The dog had a built-in clock. She timed the eating patterns not just of my folks, but my grandparents downstairs. Precisely, at 430PM, Tuffy would head down and literally open the door to my grandmother's kitchen. Even if it was closed shut, she would manuever her paws and turn the doorknob herself. Indeed, my grandmother was the one most reluctant in our house to include a dog in our world. Yet, Tuffy probably spent more time with her over 18 years than she did with anybody else. From what I have been told, the last thing my grandfather ever saw was Tuffy. In failing health and breathing heavily, he sat up in his easy chair to see Tuffy cocking her head to hone in on the sound of his rales. My grandmother said he smiled at the dog and then leaned back for his very last breath.
While Tuffy often traveled with us all when we did our Sunday visits to relatives, there was one day where she was left home. And probably wanted to show us her displeasure. She stuck her nose into my grandmother's candy dish and ate a handful of Hershey's Kisses. Without removing the tin foil. Needless to say, her bowels that week were painful and glittery at the same time.

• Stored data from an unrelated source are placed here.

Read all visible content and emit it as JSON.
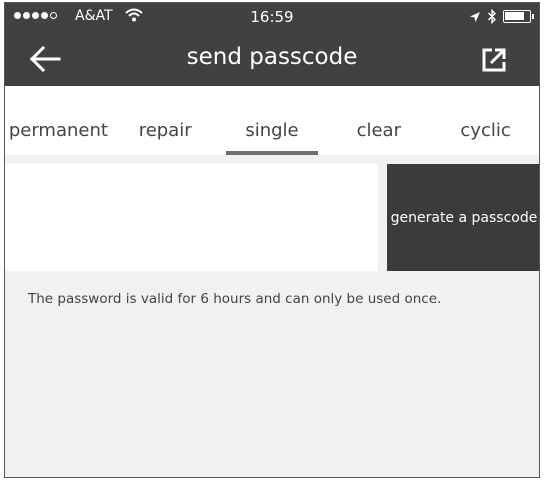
{
  "status_bar": {
    "carrier": "A&AT",
    "time": "16:59"
  },
  "header": {
    "title": "send passcode",
    "back_icon": "arrow-left-icon",
    "share_icon": "external-link-icon"
  },
  "tabs": [
    {
      "label": "permanent",
      "active": false
    },
    {
      "label": "repair",
      "active": false
    },
    {
      "label": "single",
      "active": true
    },
    {
      "label": "clear",
      "active": false
    },
    {
      "label": "cyclic",
      "active": false
    }
  ],
  "main": {
    "passcode_value": "",
    "generate_label": "generate a passcode",
    "hint": "The password is valid for 6 hours and can only be used once."
  },
  "colors": {
    "header_bg": "#414141",
    "button_bg": "#3b3b3b",
    "page_bg": "#f1f1f1"
  }
}
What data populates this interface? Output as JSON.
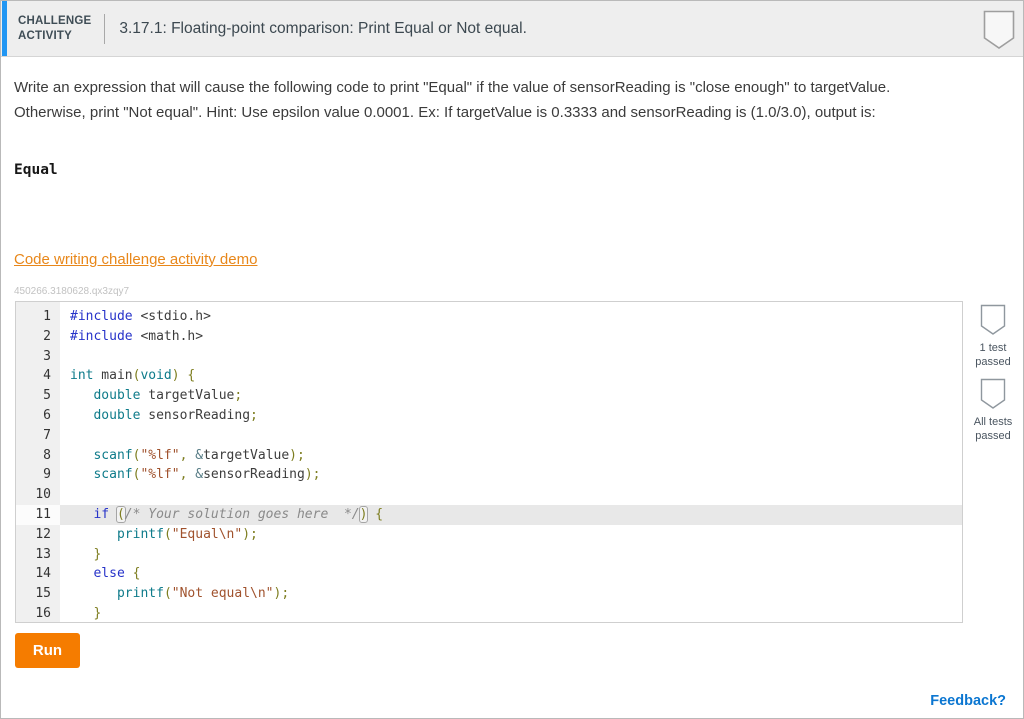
{
  "header": {
    "badge_line1": "CHALLENGE",
    "badge_line2": "ACTIVITY",
    "title": "3.17.1: Floating-point comparison: Print Equal or Not equal."
  },
  "instructions": {
    "paragraph": "Write an expression that will cause the following code to print \"Equal\" if the value of sensorReading is \"close enough\" to targetValue. Otherwise, print \"Not equal\". Hint: Use epsilon value 0.0001. Ex: If targetValue is 0.3333 and sensorReading is (1.0/3.0), output is:",
    "sample_output": "Equal"
  },
  "demo_link": {
    "label": "Code writing challenge activity demo"
  },
  "activity_id": "450266.3180628.qx3zqy7",
  "editor": {
    "language": "C",
    "active_line": 11,
    "lines": [
      [
        [
          "kw",
          "#include"
        ],
        [
          "tx",
          " <stdio.h>"
        ]
      ],
      [
        [
          "kw",
          "#include"
        ],
        [
          "tx",
          " <math.h>"
        ]
      ],
      [],
      [
        [
          "ty",
          "int"
        ],
        [
          "tx",
          " main"
        ],
        [
          "pu",
          "("
        ],
        [
          "ty",
          "void"
        ],
        [
          "pu",
          ")"
        ],
        [
          "tx",
          " "
        ],
        [
          "pu",
          "{"
        ]
      ],
      [
        [
          "tx",
          "   "
        ],
        [
          "ty",
          "double"
        ],
        [
          "tx",
          " targetValue"
        ],
        [
          "pu",
          ";"
        ]
      ],
      [
        [
          "tx",
          "   "
        ],
        [
          "ty",
          "double"
        ],
        [
          "tx",
          " sensorReading"
        ],
        [
          "pu",
          ";"
        ]
      ],
      [],
      [
        [
          "tx",
          "   "
        ],
        [
          "fn",
          "scanf"
        ],
        [
          "pu",
          "("
        ],
        [
          "st",
          "\"%lf\""
        ],
        [
          "pu",
          ","
        ],
        [
          "tx",
          " "
        ],
        [
          "am",
          "&"
        ],
        [
          "tx",
          "targetValue"
        ],
        [
          "pu",
          ");"
        ]
      ],
      [
        [
          "tx",
          "   "
        ],
        [
          "fn",
          "scanf"
        ],
        [
          "pu",
          "("
        ],
        [
          "st",
          "\"%lf\""
        ],
        [
          "pu",
          ","
        ],
        [
          "tx",
          " "
        ],
        [
          "am",
          "&"
        ],
        [
          "tx",
          "sensorReading"
        ],
        [
          "pu",
          ");"
        ]
      ],
      [],
      [
        [
          "tx",
          "   "
        ],
        [
          "kw",
          "if"
        ],
        [
          "tx",
          " "
        ],
        [
          "mt",
          "("
        ],
        [
          "cm",
          "/* Your solution goes here  */"
        ],
        [
          "mt",
          ")"
        ],
        [
          "tx",
          " "
        ],
        [
          "pu",
          "{"
        ]
      ],
      [
        [
          "tx",
          "      "
        ],
        [
          "fn",
          "printf"
        ],
        [
          "pu",
          "("
        ],
        [
          "st",
          "\"Equal\\n\""
        ],
        [
          "pu",
          ");"
        ]
      ],
      [
        [
          "tx",
          "   "
        ],
        [
          "pu",
          "}"
        ]
      ],
      [
        [
          "tx",
          "   "
        ],
        [
          "kw",
          "else"
        ],
        [
          "tx",
          " "
        ],
        [
          "pu",
          "{"
        ]
      ],
      [
        [
          "tx",
          "      "
        ],
        [
          "fn",
          "printf"
        ],
        [
          "pu",
          "("
        ],
        [
          "st",
          "\"Not equal\\n\""
        ],
        [
          "pu",
          ");"
        ]
      ],
      [
        [
          "tx",
          "   "
        ],
        [
          "pu",
          "}"
        ]
      ]
    ]
  },
  "tests": [
    {
      "label": "1 test passed"
    },
    {
      "label": "All tests passed"
    }
  ],
  "run_button": {
    "label": "Run"
  },
  "feedback_link": {
    "label": "Feedback?"
  },
  "colors": {
    "accent_blue": "#2196f3",
    "run_orange": "#f57c00",
    "link_orange": "#e8871a",
    "feedback_blue": "#0b76d1",
    "header_bg": "#eeeeee",
    "active_line_bg": "#e8e8e8"
  }
}
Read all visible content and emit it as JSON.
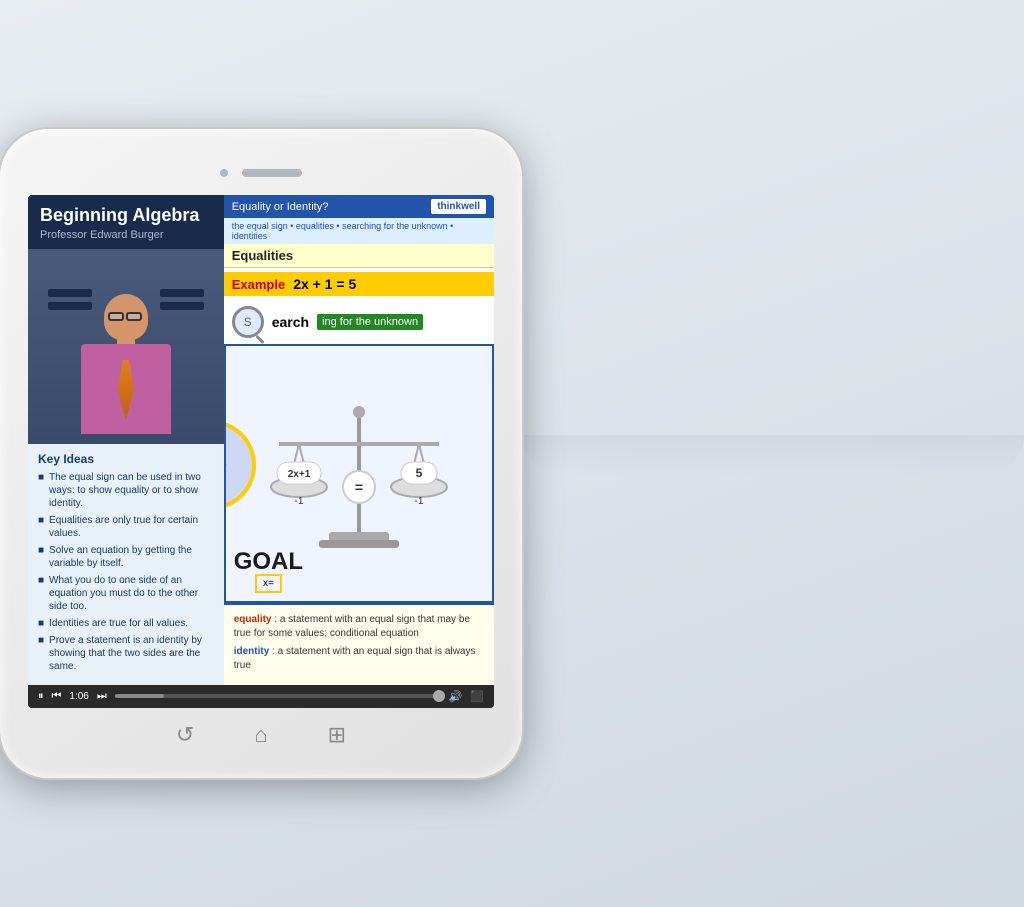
{
  "tablet": {
    "top_bar": {
      "camera_label": "camera",
      "speaker_label": "speaker"
    }
  },
  "left_panel": {
    "title": "Beginning Algebra",
    "subtitle": "Professor Edward Burger",
    "key_ideas_title": "Key Ideas",
    "key_ideas": [
      "The equal sign can be used in two ways: to show equality or to show identity.",
      "Equalities are only true for certain values.",
      "Solve an equation by getting the variable by itself.",
      "What you do to one side of an equation you must do to the other side too.",
      "Identities are true for all values.",
      "Prove a statement is an identity by showing that the two sides are the same."
    ]
  },
  "right_panel": {
    "top_title": "Equality or Identity?",
    "logo": "thinkwell",
    "breadcrumb": "the equal sign  •  equalities  •  searching for the unknown  •  identities",
    "equalities_title": "Equalities",
    "example_label": "Example",
    "example_equation": "2x + 1 = 5",
    "search_text": "Search",
    "search_highlight": "ing for the unknown",
    "goal_text": "GOAL",
    "goal_sub": "x=",
    "scale_left_top": "2x+1",
    "scale_left_bottom": "-1",
    "scale_eq": "=",
    "scale_right_top": "5",
    "scale_right_bottom": "-1",
    "def_equality_term": "equality",
    "def_equality_text": ": a statement with an equal sign that may be true for some values; conditional equation",
    "def_identity_term": "identity",
    "def_identity_text": ": a statement with an equal sign that is always true"
  },
  "controls": {
    "play_pause": "⏸",
    "step_back": "⏮",
    "time": "1:06",
    "step_forward": "⏭",
    "volume": "🔊",
    "fullscreen": "⬛"
  },
  "bottom_nav": {
    "refresh_icon": "↺",
    "home_icon": "⌂",
    "grid_icon": "⊞"
  }
}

I guess Tuffy was really no different than anybody's dog. She fell in my cousin's pool and dogpaddled out. She got stuck in a snowbank after a winter blizzard. On long car rides, she would sleep on the top of the back seat. If my father stopped short, she became a canine projectile right across the car. Once, she ran away and came back an hour later. Probably because it was mealtime. She would bark only when the front door rang. She hated the mailman. We once found her on top of my grandmother's kitchen table munching on the remains of the Easter ham.
In retrospect, once I got into high school and college, I spent less and less time at home. And with Tuffy. So, I probably was shortchanged in the pet department. But, still, when she had a tumor on her jaw at the very end, nobody in the family would make the call to put her out of misery. I had to be the one who said it was over.
After all, she was my dog. And now, a very special beagle belongs to everybody.
Dinner last night: Orange Chicken at the Cheesecake Factory.
4 comments:
What a sweet memory, Len. And what a terrific relationship.
Tuffy's in the picture.
No, that is Uno. I have one photo of Tuffy but it is very faded.
You misunderstand. Tuffy will be in the script you write about your family and growing up in the sixties, the one I've been hounding you to do, the one you keep blowing off. That one?